Я побледнел, как умирающий гусь, потому что вдруг представил себе, что получается. Как отнесется Мадлен Бассет к тому, что вслед за письмом о вывихнутом запястье получит второе, написанное почерком самого Гасси, а в нем ни словом не упоминается ни понесшая лошадь, ни златовласое дитя, не умеющее произносить шипящие?
Я рассказал Гасси о деятельности объединения Китекэт – Вустер, и он неодобрительно поморщился. Крайне любезно, сказал он, писать за других любовные письма, да еще в сомнительном вкусе.
– Впрочем, – добавил он, – это уже не имеет, в сущности, никакого значения, потому что я в своем письме написал, что все отменяется.
Я пошатнулся и упал бы, если бы мне под руку не подвернулся комод.
– Отменяется?!
– Я расторг помолвку. За последнее время я убедился, что Мадлен хотя вполне достойная девушка, но все же не то, совсем не то. Мое сердце принадлежит Коротышке. Еще раз спокойной ночи, Берти. Спасибо за галстук.
Он вышел, напевая сентиментальный мотив.
Глава 15
«Лиственницы» – это одно из тех завидных жилищ с большими участками, с отдельным водоснабжением как «хол.», так и «гор.», всеми необходимыми службами и проч., которые расположены в Уимблдон-Коммон с левой стороны, как выезжаешь из Лондона через Патни-Хилл.
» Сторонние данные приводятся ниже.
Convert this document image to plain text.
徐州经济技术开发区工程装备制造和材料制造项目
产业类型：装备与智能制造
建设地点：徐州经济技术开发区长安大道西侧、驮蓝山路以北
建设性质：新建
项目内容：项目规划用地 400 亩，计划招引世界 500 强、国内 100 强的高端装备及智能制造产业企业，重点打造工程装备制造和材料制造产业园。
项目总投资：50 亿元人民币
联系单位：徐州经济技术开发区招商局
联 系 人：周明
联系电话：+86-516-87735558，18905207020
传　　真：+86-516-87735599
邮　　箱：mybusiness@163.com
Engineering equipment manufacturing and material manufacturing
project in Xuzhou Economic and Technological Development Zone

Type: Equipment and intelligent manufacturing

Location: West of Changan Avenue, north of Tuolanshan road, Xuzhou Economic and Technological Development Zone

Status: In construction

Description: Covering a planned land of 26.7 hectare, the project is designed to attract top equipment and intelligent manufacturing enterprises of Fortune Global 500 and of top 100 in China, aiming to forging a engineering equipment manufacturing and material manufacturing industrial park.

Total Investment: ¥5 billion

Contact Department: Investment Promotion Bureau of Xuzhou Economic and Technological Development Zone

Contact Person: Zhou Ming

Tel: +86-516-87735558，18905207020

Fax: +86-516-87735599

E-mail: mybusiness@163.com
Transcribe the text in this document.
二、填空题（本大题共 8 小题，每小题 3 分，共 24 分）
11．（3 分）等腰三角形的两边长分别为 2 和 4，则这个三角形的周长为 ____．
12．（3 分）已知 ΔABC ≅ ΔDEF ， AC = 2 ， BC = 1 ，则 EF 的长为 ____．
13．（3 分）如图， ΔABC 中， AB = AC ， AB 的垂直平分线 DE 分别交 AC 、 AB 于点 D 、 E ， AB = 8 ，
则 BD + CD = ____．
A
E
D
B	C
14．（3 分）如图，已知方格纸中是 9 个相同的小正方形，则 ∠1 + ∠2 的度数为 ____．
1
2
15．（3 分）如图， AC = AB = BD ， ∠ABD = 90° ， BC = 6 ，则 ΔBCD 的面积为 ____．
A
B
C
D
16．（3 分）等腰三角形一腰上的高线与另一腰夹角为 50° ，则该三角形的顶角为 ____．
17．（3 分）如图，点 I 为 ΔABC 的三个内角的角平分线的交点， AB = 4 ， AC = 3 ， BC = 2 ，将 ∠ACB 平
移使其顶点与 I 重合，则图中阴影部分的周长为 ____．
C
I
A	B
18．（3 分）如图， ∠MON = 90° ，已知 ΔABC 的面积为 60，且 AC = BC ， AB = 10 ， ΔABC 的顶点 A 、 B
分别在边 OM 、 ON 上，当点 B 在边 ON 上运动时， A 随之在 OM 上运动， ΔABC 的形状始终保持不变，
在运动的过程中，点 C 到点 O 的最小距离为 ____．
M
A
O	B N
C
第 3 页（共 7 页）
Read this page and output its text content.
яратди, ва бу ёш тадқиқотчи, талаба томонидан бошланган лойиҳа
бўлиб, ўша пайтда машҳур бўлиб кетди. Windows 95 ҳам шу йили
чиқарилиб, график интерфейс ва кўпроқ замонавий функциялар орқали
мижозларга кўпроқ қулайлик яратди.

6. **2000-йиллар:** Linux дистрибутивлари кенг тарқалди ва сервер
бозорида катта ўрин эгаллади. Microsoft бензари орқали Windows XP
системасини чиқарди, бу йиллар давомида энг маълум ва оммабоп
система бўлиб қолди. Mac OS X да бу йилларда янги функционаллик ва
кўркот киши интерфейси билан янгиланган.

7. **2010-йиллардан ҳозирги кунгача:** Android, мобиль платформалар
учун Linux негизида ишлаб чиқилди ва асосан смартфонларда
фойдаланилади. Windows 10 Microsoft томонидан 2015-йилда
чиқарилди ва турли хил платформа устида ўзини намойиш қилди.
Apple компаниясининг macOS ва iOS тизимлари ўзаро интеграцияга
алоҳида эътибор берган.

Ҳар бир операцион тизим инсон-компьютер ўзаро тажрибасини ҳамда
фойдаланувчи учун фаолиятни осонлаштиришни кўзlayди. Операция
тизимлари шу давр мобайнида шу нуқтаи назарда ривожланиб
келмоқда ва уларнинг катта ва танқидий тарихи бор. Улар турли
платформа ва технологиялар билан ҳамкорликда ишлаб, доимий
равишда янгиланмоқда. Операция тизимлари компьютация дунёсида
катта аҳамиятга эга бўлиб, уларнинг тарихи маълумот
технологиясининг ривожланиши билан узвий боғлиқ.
Кто там домовладельцы, не имею понятия, но очевидно, что люди с полной мошной, и кому принадлежат «Лиственницы», я тоже не знал. Знал только, что завтра утренняя почта доставит по этому адресу письмо, которое Гасси написал и отправил своей невесте Мадлен Бассет, и в мои намерения входило, если только это вообще в пределах человеческих возможностей, перехватить его письмо и уничтожить.
Поднимая руку на Почтовую Службу Его Величества, я вполне мог схлопотать за это что-нибудь около сорока лет отсидки, но риск, на мой взгляд, того стоил. Сорок лет, если на то пошло, скоро пройдут, а иначе как помешав этому письму достичь адресата, я не видел способа получить отсрочку, позарез необходимую, чтобы осмотреться и подумать. Вот почему следующее утро застало на территории «Лиственниц», вдобавок к стриженой лужайке, беседке, цветникам, кустам и разнообразным деревьям, еще и Вустера с сердцем в пятках и со склонностью подлетать на высоту от двенадцати до восемнадцати дюймов всякий раз, как ранняя пташка вдруг чирикнет, склюнув червяка. Названный Вустер сидел, скрючившись, в самой сердцевине куста, росшего поблизости от стеклянных дверей в сад, за которыми, если только архитектор ничего не напутал, располагалась столовая. Этот Вустер сбежал из Кингс-Деверила «молочным» поездом в два пятьдесят четыре утра.
Я говорю «сбежал», но правильнее, наверно, будет – «уполз». Потому что молоко передвигается от станции к станции неспешно, и я едва успел к заветному часу просочиться в ворота и занять выжидательную позицию. Когда я расположился за кустом, вернее – в кусте, солнце уже показалось и было совсем светло, как поется в песне Эсмонда Хаддока на слова его тети Шарлотты. И я задумался, уже в который раз, о том, как хладнокровна и равнодушна природа, когда требуется подмога угодившему в беду человеческому сердцу.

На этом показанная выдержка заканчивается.